Last year, Beyond Meat sales slid six percent in the United Kingdom. Earlier this year, administrators were called in by vegan specialists, including Meatless Farms of Leeds and Lincolnshire-based Plant & Bean, which supplies companies including Quorn and Tesco's Wicked Kitchen, as they battled lackluster sales and steep cost increases.
According to market research firm Mintel, the sales of fake meats in the U.K. are expected to fall or flatline again this year as shoppers have turned to cheaper proteins, including processed meat and traditional vegan or vegetarian options, such as beans, chickpeas and lentils, to save them money. (Related: Fake meat companies are failing as consumers abandon processed plant-based alternatives to real meat.)
Enthusiasm has also been dampened by recent investigations into the health impacts of the highly processed nature of some fake meats.

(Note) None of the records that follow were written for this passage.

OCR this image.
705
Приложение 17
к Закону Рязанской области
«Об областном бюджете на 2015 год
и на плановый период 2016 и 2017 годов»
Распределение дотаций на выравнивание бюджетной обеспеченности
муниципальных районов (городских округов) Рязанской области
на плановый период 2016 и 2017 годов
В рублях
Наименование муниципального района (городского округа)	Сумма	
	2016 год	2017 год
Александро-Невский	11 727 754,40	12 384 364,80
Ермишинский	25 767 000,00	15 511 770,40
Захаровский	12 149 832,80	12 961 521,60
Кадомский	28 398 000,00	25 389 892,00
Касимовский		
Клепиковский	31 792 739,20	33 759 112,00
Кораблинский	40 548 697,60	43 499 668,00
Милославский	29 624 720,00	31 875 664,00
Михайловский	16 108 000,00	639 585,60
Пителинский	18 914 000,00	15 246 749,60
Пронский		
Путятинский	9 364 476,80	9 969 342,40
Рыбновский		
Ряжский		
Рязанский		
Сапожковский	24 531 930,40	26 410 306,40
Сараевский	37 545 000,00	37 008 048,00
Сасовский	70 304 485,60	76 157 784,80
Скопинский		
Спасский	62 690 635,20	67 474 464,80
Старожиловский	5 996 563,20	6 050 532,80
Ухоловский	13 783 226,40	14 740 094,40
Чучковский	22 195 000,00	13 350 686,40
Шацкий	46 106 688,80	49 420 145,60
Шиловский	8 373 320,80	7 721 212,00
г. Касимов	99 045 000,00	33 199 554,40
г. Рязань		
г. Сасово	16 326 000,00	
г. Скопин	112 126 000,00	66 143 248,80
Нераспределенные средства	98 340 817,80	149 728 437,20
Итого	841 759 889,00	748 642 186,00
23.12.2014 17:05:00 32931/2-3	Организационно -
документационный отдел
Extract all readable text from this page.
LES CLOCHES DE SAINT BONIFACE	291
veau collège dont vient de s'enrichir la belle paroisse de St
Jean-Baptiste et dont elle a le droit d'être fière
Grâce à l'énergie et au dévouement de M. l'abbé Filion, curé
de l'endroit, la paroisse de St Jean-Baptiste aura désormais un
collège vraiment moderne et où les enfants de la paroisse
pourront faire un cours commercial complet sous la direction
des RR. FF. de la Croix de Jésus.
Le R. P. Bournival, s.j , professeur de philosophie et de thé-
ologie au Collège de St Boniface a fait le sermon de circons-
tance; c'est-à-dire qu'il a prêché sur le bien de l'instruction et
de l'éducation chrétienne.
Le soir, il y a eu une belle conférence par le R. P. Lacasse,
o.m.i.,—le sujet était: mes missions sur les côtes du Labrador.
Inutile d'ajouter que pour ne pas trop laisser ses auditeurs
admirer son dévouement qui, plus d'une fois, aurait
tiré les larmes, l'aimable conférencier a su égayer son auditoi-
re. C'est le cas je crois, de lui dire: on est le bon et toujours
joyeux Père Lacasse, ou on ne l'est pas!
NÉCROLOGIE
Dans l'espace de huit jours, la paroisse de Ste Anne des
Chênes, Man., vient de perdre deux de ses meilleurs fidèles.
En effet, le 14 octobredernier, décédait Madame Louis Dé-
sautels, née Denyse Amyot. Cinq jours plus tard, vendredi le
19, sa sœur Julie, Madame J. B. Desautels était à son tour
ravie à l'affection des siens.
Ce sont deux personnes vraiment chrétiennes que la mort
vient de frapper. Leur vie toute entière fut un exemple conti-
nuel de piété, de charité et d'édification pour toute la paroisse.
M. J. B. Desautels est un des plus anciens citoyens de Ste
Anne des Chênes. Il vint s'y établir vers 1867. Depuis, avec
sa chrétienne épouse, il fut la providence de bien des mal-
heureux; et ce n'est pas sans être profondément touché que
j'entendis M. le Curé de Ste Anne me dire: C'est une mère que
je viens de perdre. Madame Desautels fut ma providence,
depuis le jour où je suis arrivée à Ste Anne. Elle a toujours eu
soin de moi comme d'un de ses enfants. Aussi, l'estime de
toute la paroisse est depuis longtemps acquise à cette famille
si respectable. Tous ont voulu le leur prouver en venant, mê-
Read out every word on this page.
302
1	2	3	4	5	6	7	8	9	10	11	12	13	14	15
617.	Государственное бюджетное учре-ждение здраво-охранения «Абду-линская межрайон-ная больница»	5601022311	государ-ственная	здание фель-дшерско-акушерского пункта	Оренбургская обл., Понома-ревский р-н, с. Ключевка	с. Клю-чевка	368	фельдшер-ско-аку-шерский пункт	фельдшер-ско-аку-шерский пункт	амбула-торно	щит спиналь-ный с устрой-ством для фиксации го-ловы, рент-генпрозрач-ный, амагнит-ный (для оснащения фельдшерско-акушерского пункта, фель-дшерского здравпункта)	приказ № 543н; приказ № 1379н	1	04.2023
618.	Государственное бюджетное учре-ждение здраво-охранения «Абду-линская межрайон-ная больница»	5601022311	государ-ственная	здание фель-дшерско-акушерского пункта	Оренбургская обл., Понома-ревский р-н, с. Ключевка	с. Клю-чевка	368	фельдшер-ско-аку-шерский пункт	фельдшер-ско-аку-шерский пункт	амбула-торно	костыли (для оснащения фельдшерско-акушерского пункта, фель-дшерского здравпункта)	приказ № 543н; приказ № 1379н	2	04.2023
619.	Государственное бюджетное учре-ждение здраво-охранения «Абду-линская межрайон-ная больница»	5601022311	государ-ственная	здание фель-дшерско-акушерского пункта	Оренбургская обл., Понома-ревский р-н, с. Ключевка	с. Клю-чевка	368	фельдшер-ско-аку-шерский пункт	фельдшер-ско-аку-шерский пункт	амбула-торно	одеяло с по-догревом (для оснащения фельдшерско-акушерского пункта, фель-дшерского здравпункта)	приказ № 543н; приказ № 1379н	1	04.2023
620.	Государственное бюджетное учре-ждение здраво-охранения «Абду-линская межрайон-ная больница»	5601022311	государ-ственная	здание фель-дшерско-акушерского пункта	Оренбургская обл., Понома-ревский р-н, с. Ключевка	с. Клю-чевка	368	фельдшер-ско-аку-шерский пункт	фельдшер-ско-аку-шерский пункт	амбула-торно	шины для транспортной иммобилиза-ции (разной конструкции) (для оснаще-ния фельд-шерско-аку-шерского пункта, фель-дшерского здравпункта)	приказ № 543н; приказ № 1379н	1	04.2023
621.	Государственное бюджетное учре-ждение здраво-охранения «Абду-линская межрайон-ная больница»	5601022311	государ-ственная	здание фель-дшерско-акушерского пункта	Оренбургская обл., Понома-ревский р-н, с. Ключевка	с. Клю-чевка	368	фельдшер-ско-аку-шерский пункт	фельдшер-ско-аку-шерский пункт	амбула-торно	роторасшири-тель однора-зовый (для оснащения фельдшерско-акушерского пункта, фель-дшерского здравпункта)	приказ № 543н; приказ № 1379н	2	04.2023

"This change in perception is not without encouragement from interest groups who have succeeded in seeding doubt and fear around the ingredients and process used to create our and other plant-based meats," said Beyond Meat CEO Ethan Brown
Beyond Meat, which has co-developed McDonald’s McPlant vegan burger, said it had been hit by "softer demand in the plant-based meat category, high inflation, rising interest rates and ongoing concerns about the likelihood of a recession." The U.S. trial run of the McPlant burger was canceled last August, but it is still on sale in the U.K. and Ireland.
In the US, Business Insider reported that "sales of Beyond Meat products to restaurants, which make up 25.8 percent of its U.S. fourth-quarter sales, took the biggest hit – falling 30 percent year-over-year for the fourth quarter.